How can I have a heart to advise you to stop watching them---when those news are the first thing you want to hear upon awakening? I don't know, but it would definitely be a good idea to at least develop a more realistic attitude of "taking it all as a fiction", like I am doing. We won't go there now, but---most of it really is nothing but fiction.
So, if you can watch a suspenseful movie without losing a sleep afterwards, you'll be fine after watching the news---as long as you don't take any of that seriously.

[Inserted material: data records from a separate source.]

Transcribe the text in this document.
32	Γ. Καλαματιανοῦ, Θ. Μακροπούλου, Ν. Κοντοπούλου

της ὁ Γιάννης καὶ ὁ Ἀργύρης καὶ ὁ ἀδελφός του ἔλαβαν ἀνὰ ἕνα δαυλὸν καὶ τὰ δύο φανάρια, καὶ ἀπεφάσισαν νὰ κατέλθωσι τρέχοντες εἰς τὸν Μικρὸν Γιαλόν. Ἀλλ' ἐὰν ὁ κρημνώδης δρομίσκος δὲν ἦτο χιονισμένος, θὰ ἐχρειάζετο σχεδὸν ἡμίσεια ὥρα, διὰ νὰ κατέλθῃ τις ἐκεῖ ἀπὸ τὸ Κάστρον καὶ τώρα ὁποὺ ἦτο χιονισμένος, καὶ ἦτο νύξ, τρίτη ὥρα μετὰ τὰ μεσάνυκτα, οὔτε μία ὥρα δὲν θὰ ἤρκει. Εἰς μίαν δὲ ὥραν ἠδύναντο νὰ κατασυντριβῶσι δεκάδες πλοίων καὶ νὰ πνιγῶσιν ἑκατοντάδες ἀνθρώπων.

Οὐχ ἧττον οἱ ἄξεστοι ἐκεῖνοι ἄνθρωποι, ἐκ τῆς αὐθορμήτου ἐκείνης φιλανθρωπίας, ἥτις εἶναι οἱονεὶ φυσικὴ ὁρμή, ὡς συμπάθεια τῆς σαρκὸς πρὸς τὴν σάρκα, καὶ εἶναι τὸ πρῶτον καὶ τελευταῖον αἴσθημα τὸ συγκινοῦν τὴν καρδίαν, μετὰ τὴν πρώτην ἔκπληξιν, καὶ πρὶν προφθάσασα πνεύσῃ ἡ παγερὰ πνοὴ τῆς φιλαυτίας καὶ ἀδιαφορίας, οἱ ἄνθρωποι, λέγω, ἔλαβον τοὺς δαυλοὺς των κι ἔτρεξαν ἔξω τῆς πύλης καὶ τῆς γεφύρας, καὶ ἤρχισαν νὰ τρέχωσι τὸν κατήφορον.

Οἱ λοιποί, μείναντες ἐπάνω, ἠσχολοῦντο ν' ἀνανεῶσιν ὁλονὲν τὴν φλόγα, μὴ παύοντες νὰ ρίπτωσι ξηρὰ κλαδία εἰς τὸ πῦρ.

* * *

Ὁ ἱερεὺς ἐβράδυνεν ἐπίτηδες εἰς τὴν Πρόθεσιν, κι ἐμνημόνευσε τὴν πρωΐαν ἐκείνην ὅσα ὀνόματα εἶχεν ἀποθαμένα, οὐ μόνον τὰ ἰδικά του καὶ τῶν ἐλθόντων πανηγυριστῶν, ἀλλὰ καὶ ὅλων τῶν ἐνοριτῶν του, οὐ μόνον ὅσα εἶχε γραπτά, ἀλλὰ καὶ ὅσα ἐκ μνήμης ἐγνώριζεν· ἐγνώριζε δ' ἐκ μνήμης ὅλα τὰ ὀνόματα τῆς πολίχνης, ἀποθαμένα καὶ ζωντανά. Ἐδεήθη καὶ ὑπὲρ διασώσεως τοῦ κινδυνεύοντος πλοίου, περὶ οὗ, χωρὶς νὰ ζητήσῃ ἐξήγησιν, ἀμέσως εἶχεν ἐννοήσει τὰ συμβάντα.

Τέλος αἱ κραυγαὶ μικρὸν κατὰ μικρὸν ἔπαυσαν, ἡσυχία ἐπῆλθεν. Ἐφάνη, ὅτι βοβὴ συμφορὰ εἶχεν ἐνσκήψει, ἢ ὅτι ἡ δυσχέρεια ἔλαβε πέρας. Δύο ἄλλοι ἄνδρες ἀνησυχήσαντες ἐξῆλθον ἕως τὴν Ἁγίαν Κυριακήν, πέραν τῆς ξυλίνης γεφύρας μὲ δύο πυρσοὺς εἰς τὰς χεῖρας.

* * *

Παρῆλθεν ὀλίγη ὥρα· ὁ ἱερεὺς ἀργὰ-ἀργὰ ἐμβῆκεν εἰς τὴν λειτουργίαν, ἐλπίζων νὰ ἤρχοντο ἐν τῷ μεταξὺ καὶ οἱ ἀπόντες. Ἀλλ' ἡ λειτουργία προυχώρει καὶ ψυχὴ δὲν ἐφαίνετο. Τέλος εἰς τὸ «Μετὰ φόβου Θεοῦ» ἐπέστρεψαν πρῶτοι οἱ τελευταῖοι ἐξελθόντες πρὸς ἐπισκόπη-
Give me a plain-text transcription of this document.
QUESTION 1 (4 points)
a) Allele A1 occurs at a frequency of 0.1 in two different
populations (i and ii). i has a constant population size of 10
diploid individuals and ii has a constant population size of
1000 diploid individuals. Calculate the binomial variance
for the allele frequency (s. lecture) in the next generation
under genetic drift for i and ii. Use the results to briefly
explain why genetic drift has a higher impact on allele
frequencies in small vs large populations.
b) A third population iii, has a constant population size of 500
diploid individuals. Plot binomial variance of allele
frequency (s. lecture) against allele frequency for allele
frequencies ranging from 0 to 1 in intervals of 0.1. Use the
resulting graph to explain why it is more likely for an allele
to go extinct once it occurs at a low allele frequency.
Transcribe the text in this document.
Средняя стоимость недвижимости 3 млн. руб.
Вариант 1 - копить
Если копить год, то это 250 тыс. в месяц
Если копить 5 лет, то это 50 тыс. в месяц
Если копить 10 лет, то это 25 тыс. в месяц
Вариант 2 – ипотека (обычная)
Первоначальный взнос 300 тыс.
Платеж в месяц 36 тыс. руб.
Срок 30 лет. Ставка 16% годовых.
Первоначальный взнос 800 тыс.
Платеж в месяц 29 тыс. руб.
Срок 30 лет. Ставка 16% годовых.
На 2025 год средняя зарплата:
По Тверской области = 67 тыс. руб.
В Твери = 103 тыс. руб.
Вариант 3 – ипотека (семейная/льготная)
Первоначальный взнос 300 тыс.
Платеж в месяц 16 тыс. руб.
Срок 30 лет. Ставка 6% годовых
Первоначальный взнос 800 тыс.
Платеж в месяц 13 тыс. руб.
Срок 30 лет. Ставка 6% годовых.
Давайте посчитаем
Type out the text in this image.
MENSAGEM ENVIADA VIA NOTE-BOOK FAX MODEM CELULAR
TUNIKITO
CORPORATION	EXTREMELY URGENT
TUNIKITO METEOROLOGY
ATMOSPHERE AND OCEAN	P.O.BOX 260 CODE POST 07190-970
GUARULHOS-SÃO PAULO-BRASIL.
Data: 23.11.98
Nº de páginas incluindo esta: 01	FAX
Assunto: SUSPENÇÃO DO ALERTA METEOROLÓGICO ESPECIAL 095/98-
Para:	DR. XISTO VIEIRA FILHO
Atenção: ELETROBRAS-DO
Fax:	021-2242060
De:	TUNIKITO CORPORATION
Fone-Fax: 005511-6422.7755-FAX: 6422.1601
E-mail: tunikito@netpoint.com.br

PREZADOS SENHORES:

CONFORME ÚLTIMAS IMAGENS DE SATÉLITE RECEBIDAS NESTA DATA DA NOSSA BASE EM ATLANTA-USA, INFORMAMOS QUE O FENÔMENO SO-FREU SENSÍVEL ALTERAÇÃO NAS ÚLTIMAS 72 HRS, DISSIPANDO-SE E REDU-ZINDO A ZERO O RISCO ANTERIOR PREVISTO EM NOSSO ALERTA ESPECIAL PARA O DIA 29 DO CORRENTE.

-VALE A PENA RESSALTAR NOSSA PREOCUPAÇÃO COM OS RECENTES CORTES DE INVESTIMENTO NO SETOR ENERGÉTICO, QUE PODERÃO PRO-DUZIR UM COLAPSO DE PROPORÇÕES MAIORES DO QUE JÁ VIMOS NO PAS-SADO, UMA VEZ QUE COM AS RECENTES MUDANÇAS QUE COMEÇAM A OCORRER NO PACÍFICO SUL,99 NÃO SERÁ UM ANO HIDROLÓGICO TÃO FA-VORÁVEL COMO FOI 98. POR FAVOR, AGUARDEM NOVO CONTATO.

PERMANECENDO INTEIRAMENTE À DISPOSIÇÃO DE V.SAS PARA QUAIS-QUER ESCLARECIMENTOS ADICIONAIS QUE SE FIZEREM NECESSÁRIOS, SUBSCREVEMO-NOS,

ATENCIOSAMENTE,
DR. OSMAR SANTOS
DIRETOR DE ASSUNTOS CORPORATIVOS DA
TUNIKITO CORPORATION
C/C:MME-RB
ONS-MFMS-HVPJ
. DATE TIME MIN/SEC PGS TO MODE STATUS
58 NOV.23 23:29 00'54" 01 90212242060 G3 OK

Worrying - One of the Easiest Habits to Break
From time to time I am asked how I can smile during one of those conversations about possible, or even "imminent" disasters befalling the humankind. Well, for one thing, I happen to be a kind of oddball when it's about refusing to torment myself with my own mind's constructs---but that's not what I tell them.
Instead, I ask my good friends, how fast they can run upon seeing a mushroom cloud on the horizon; and how they are planning to stop a stampede of camels carrying those sabre-waving terrorists in black; and where will they sell their furniture for food after the economy crushes.
In short, I tease them, helping them to face all the ridiculous nature of worrying for nothing. I may tell them a little of what I am writing about here, but I can tell on their faces that they would not give up their sweet habit for nothing. Something that you see on the face of a chain smoker after you tell him that smoking is slowly killing him.
Thus, I don't know if my article provided anything like an inspiration to consider giving up this habit of worrying. I can only share so much---life is simply a divine journey when we don't give a care about all those things that we cannot control, and when we simply do what is doable and due to be done.
Among other habits this one is not so hard one to break, and the rewards are phenomenal, not only emotional but also physical. Living carefree is real living while worrying is merely surviving. So, some you folks might try implementing some of the ideas in this post, and then one day surprise yourself with a brand new intimate reality.